Saturday, June 30, 2007

Otters on youtube

Hi everyone,

"Ferrets have a golden rule that we humans could teach to our sons and daughters,
Do unto Otters, as Otters would do unto you."

This is on youtube - a short video of sea otters holding paws by Cynthia Holms, taken 5 years ago. I watched it several times and it was truly remarkable. The otters were not simply floating or rafting together. I thought it was great.

Watch the whole 1 minute and 40 seconds, it is not an accident these otters are holding hands!
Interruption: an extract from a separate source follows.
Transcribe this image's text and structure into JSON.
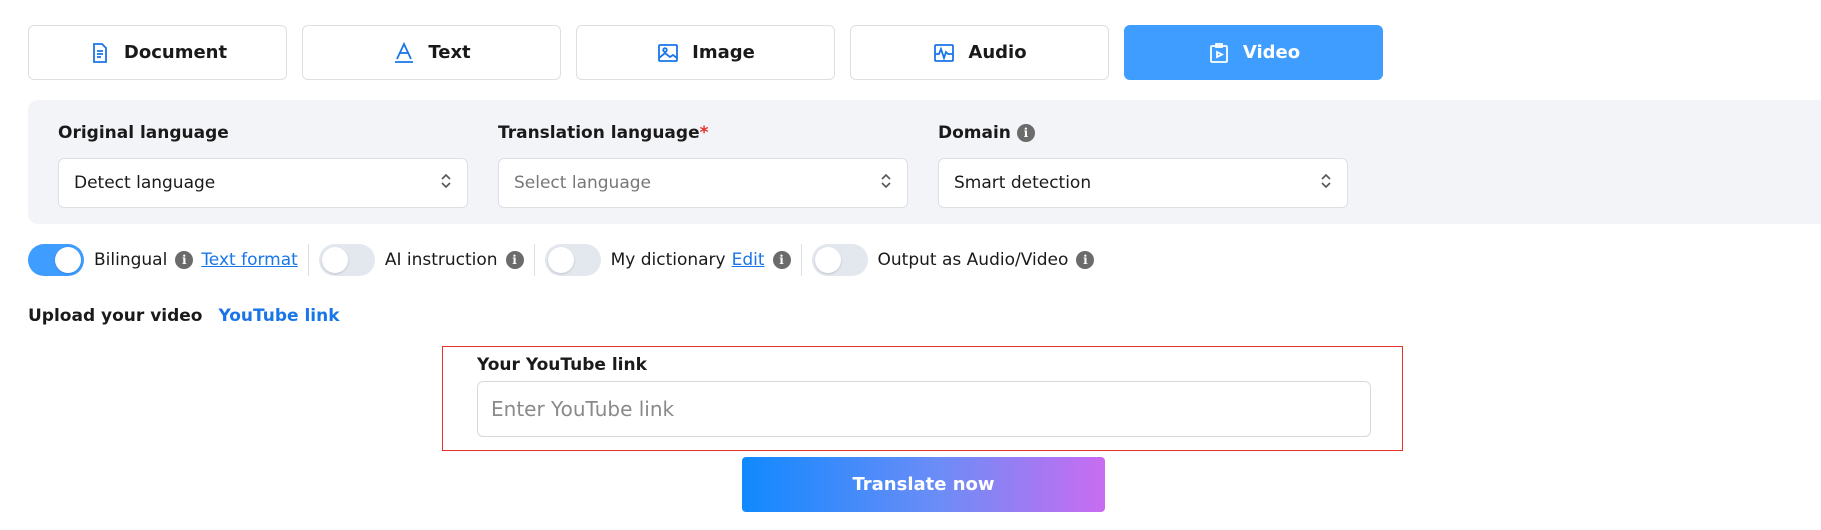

The otters are Niack (She is a survivor of the Exxon Valdez Oil spill) and Vido, of the Vancouver Aquarium.

Otters at the Otter Trust, Earsham, Suffolk, UK

Watch European Otters play and eat and swim to music (not the otters, the sound on the tape.)

Baby otter learning to swim:

Thursday, June 28, 2007


Midsummer is when the sun stands the highest in the sky. Daylight dominates, and the night is short. Then, the night reclaims its due.

In the past, on Midsummer Eve, people gathered herbs for healing. (Plants of the wort family were especially prized.) For more healing and cleansing, people then bathed in various springs. After the Midsummer bonfires burn out, people gathered the ashes to mix with water. Then, they sprinkled this ‘glop’ around their houses for protection in the coming year.

To the Norse, Midsummer was as important as Yule. At this time, the Norse gave thanks for the prosperity and fertility of their lands. Also, they prayed for continued prosperity and good health. Sunna (the sun) was honored at Midsummer, as well as Balder (the God of Light) and Nanna (His Wife).

For me, Midsummer is a bittersweet High Day. Because of my on-going depression, I crave the sunlight. At Midsummer, the sun is at its peak, and then daylight lessens gradually. Midsummer is time of joy tempered with the shadow to come.

Monday, June 18, 2007

My connection with Nature (2)

How do I live on the earth right now? I live modestly in a garden condo. I do not feel the need to have a bigger house. I dislike clutter, and strive for simplicity.

Clutter comes in many forms. Financial clutter is when you overspend to feel good. Demanding more and falling behind in payments has a cascading effect. The things no longer please you, and they take up valuable space. You accumulate debt, and more things. After awhile, you become trapped, unable to function as the debt piles up. You think that a bigger house is the answer. Of course, that eats up more resources both financial and physical.

Body clutter is when you over focus on food. You demand food in fashion or out of season. This uses up scarce resources like the rainforest and oceans. The transportation system becomes congested with shipping more and more food. More land is only used for roads. Moreover, the air becomes more fouled as more trucks put out exhaust. Buying food in season focuses on replenishing the local resources.

Tuesday, June 12, 2007

My connection with Nature (1)

My connection with Nature is complex. Although I live in an urban area by the railroad tracks, I am surrounded by nature. For me, the various plants and animals have adopted this unnatural place.

The oak and maple trees behind my garden condo shade my small balcony. A little intermittent stream appears when it rains between the two garden condo buildings. The rocks, lining the stream, provide places for snakes to sun themselves. Of course, there are the squirrels, who nest in the trees.

How do I honor the earth? I do it in small ways. The local woodpeckers bother the neighbors with their noise. They like to drum on the gutters at daybreak, waking everyone up. I teach the neighbors the names of the various woodpeckers in our neighborhood. (We have Pileated, ladder-backed, downy, and hairy.) I think that my neighbors will appreciate these birds. One elderly man now refers to them as the ‘big bird, middle bird, and small bird.’

Also, I am known as the snake lady. Often, I will see someone with a shovel ready to whack a snake. I scream, “DON’T KILL THAT SNAKE! IT EATS RATS!” They generally thrust the snake and shovel at me, demanding I get rid of it. I usually take the snake to the local wildlife rescue person.